In-Toe Assessment

By August 30, 2017newsletter
In-Toe Assessment examination position

In-Toe Assessment

In-toeing in children is common, and of great concern to parents. In-toeing originates at one or more of three sources: the proximal femur (femoral anteversion), the tibia (internal tibial torsion), or the forefoot (forefoot adductus, also called metatarsus adductus). Femoral anteversion at the hip may be hereditary, while intrauterine position may create internal tibial torsion and metatarsus adductus. Progressive derotation of the limbs occur during normal growth, and certain sitting and sleeping positions may interfere with this process.

In-Toe Assessment leg tuck sleeping position illustration


Examination involves watching the child walk barefoot, and then prone on a table with the feet just over the end (Staheli method). Children in-toe and trip when they are most tired near the end of the day.

Femoral anteversion:

is assessed by com-paring the amount of internal versus external hip rotation (Craig’s Test), the normal range being equal, approximately 70 degrees each way. In the examining position, the knee is flexed to 90 degrees, then holding the right ankle and swinging it out and down to the right, the femur will internally rotate. Femoral anteversion usually exists when the maximum I.R. is greater than the normal 70 degrees, or when there is a predominance of internal versus external rotation. The abscence of tibial and forefoot torsions on examination may help confirm the more common source at the hip.

Internal tibial torsion
exists when a bisected line through the heel, compared to a line bisecting the thigh, is less than 0 degrees. This thigh-foot angle is also measured with the knee flexed to 90 degrees in the examination position. Normal thigh-foot angle is from 0 to 30 degrees of external rotatation.

Forefoot adductus
is similarly measured by comparing bisection lines through the heel and the forefoot. Normally a line bisecting the heel should continue on to pass close to the medial aspect of the 3rd toe. Adductus is present when this line passes lateral to the 3rd toe. The lateral border of the foot may be convex in appearance, and the 5th metatarsal head may be prominent.

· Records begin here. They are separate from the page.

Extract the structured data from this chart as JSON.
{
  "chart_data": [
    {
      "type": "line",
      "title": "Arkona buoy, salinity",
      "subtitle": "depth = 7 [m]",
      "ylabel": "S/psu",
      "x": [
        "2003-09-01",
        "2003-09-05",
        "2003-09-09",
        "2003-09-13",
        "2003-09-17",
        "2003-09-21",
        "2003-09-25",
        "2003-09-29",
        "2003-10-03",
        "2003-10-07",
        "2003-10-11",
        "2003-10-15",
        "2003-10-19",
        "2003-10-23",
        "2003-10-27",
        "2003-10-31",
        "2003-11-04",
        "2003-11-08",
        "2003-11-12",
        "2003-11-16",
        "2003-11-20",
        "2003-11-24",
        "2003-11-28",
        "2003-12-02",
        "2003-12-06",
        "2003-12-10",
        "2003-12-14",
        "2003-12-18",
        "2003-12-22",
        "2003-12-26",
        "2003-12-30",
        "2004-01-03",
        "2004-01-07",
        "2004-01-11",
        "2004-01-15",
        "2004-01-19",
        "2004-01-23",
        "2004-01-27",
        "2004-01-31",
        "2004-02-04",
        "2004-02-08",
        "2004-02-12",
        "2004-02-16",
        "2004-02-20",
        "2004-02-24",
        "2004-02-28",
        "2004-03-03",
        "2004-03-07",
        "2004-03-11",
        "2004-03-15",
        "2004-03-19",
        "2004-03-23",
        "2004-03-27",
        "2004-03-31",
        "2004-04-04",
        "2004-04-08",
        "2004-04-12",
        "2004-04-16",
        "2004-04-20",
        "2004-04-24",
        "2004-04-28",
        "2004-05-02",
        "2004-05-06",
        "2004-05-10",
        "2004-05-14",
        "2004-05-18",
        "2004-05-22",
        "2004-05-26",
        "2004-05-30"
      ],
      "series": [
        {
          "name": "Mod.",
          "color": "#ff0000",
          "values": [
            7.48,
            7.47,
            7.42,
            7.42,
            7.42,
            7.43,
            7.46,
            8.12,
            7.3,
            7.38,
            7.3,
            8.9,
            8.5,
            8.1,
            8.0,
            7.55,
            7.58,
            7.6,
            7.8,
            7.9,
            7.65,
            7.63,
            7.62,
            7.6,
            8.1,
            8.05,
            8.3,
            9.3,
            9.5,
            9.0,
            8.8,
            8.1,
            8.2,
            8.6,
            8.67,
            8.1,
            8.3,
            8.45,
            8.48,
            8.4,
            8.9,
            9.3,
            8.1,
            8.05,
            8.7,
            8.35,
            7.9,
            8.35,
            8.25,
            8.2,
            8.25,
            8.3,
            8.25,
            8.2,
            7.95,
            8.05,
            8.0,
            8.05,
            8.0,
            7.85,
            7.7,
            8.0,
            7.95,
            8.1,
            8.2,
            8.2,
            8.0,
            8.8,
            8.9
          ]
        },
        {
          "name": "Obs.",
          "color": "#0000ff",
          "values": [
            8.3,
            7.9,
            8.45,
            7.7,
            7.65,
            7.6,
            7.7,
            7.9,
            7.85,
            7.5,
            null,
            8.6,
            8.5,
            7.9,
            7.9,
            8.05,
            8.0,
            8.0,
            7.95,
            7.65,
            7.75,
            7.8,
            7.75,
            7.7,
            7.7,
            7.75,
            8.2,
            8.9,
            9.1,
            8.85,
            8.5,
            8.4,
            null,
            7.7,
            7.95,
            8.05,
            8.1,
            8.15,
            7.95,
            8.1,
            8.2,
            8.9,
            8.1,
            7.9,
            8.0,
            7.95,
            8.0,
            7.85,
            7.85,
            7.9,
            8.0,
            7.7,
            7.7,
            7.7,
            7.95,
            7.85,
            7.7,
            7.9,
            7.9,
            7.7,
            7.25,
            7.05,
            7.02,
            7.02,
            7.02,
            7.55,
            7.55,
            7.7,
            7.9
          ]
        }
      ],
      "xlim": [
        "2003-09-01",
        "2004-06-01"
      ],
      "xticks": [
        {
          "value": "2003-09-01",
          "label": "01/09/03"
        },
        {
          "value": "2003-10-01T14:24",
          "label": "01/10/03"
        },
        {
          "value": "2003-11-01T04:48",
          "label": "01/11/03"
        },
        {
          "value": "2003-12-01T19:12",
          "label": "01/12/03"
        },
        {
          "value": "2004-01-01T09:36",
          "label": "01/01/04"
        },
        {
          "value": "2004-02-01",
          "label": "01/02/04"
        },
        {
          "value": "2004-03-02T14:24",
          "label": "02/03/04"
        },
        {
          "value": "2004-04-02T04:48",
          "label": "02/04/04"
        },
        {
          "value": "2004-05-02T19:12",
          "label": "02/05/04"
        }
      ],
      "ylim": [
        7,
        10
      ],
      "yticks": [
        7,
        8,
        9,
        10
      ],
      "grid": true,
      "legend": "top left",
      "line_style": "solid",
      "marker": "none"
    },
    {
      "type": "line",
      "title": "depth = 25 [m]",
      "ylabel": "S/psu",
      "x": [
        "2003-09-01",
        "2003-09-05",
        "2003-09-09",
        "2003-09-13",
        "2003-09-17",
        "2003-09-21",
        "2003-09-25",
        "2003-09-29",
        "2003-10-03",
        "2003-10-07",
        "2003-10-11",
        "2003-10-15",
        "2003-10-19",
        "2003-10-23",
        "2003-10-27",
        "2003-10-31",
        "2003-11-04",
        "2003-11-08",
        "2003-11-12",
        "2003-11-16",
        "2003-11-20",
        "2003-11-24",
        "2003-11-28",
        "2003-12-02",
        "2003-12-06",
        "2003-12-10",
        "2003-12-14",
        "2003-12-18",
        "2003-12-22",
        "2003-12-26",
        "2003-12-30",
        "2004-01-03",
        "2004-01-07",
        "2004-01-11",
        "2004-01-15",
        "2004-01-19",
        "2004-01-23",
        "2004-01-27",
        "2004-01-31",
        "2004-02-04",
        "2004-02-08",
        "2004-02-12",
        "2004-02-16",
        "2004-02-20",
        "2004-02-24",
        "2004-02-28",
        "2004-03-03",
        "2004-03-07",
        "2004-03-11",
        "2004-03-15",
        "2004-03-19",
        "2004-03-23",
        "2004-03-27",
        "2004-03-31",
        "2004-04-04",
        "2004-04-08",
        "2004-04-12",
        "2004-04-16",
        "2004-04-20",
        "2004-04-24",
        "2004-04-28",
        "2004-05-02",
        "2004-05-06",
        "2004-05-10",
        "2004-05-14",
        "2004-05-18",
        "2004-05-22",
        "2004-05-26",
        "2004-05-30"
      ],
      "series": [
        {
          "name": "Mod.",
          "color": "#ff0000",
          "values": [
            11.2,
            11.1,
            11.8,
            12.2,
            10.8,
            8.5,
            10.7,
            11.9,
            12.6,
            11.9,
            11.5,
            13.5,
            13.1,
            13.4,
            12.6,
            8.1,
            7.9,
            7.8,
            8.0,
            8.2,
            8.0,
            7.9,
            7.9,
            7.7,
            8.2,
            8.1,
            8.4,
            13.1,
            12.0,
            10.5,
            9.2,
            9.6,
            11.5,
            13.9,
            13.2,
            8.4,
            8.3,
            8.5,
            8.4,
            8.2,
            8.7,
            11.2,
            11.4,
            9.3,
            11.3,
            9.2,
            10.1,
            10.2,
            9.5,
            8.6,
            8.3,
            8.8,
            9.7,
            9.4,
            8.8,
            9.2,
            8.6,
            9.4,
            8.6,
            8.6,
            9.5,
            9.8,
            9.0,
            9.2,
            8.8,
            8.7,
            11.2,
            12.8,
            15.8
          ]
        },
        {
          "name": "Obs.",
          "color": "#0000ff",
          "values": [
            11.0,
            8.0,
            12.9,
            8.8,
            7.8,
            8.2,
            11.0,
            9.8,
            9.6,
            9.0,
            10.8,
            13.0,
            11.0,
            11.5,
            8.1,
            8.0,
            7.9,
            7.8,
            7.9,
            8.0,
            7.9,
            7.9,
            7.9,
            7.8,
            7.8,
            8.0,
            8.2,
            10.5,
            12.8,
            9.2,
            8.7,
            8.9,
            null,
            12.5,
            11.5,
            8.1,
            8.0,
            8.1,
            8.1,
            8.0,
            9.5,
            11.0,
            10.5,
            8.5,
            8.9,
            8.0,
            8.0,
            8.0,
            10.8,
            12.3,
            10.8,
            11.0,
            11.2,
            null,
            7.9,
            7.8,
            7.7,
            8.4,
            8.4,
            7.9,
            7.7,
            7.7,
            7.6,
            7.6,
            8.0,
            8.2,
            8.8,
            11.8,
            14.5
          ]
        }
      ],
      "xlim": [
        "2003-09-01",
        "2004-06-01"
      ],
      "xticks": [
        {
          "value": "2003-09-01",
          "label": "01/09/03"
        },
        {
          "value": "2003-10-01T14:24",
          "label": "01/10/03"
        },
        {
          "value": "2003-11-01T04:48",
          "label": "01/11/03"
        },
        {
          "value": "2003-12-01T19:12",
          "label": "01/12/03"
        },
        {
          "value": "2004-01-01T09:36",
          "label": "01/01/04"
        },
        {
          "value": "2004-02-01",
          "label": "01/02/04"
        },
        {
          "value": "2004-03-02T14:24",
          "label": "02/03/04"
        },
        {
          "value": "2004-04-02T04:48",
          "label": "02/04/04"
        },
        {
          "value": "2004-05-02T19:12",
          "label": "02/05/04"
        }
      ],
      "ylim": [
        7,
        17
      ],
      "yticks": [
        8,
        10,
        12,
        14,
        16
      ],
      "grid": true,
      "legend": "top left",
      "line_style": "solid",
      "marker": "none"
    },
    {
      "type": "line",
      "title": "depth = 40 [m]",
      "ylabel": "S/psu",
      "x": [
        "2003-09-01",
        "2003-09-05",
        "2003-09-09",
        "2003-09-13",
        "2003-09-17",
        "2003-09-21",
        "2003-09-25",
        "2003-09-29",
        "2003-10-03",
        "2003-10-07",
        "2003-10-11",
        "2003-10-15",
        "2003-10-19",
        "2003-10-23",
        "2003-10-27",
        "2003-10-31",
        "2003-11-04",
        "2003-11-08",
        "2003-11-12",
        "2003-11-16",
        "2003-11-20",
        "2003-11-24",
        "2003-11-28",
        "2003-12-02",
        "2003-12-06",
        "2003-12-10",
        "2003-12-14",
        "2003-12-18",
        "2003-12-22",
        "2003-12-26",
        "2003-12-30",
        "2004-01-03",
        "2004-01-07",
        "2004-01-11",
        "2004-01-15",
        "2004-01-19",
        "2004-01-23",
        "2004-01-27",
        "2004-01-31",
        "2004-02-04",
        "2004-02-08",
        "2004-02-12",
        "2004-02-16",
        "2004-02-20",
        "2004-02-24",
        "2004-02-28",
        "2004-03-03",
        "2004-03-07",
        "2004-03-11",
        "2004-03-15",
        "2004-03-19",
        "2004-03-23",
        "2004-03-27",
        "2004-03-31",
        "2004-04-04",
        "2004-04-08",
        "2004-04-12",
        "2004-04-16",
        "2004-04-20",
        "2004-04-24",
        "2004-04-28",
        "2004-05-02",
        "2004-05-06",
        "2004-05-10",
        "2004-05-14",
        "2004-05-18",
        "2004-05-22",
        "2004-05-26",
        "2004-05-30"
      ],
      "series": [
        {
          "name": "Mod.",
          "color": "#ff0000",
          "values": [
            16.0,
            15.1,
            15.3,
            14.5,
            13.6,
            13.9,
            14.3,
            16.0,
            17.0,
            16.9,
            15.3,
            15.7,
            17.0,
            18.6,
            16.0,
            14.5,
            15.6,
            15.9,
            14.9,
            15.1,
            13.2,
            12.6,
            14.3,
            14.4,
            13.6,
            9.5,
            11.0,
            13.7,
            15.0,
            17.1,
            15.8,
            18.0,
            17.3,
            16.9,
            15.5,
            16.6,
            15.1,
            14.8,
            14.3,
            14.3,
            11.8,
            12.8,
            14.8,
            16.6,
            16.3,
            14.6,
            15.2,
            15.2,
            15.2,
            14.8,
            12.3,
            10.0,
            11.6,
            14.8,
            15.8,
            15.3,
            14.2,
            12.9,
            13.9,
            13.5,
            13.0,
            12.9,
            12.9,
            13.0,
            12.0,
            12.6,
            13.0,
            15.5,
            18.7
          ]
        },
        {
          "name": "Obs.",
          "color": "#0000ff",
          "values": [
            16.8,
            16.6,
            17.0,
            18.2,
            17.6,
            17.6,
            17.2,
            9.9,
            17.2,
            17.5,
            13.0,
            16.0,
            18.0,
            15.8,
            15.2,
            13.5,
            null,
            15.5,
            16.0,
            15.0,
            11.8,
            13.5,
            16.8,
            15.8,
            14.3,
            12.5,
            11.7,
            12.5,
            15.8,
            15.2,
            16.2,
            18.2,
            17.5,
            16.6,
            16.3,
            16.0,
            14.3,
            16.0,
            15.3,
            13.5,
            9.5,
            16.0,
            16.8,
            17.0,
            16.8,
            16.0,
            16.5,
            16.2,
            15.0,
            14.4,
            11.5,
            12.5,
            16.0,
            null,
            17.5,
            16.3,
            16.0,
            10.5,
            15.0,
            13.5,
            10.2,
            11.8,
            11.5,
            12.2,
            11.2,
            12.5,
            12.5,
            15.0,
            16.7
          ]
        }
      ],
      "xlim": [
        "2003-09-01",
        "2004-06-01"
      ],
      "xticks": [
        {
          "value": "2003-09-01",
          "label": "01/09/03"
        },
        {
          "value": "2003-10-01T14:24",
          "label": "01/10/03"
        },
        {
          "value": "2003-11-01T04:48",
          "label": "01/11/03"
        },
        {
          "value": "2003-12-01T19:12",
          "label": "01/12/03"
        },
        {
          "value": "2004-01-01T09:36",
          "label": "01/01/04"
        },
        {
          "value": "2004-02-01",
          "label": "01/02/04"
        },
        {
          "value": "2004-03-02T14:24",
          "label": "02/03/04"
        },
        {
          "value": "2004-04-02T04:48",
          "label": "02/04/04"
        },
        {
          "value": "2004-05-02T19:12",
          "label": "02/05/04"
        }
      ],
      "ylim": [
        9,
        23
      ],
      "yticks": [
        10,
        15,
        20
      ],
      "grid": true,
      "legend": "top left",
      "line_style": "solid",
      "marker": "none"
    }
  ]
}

In-Toe Assessment illustration


Treatment of femoral anteversion is generally passive since the limbs generally derotate up to about age 12. This is frustrating to parents since it does not appear to be proactive. It is impossible to predict if residual toe-in will be excessive until normal derotation occurs. Noting that Wayne Gretzky is toed-in is reassuring to both child and parent. After age 4, the child may develop external tibial torsion to compensate. Avoid sleeping and sitting positions that slow derotaation, and sports that encourage it like skating, ballet and gymnastics. In-toe in the older child is usually persistent femoral anteversion. Bracing has not been found to be effective. Mild residual adult toe-in does not usually result in any functional restrictions from sports participation.

Internal tibial rotation
is usually noted when the child begins to walk and usually resolves spontataneously at 18 months. The rapid period of growth following this time may be assisted by night splints (Dennis-Browne, Langer Counter derotational splints) which discourage rotation. Forefoot adductus is noted shortly after birth and most cases spontaneously resolve in the first few months. Continued deformity is controversial, including serial casting, reversed or straight lasted shoes, surgery or continued observation.

** The above information is not intended to replace a physicians advice. Seek a physicians advice first.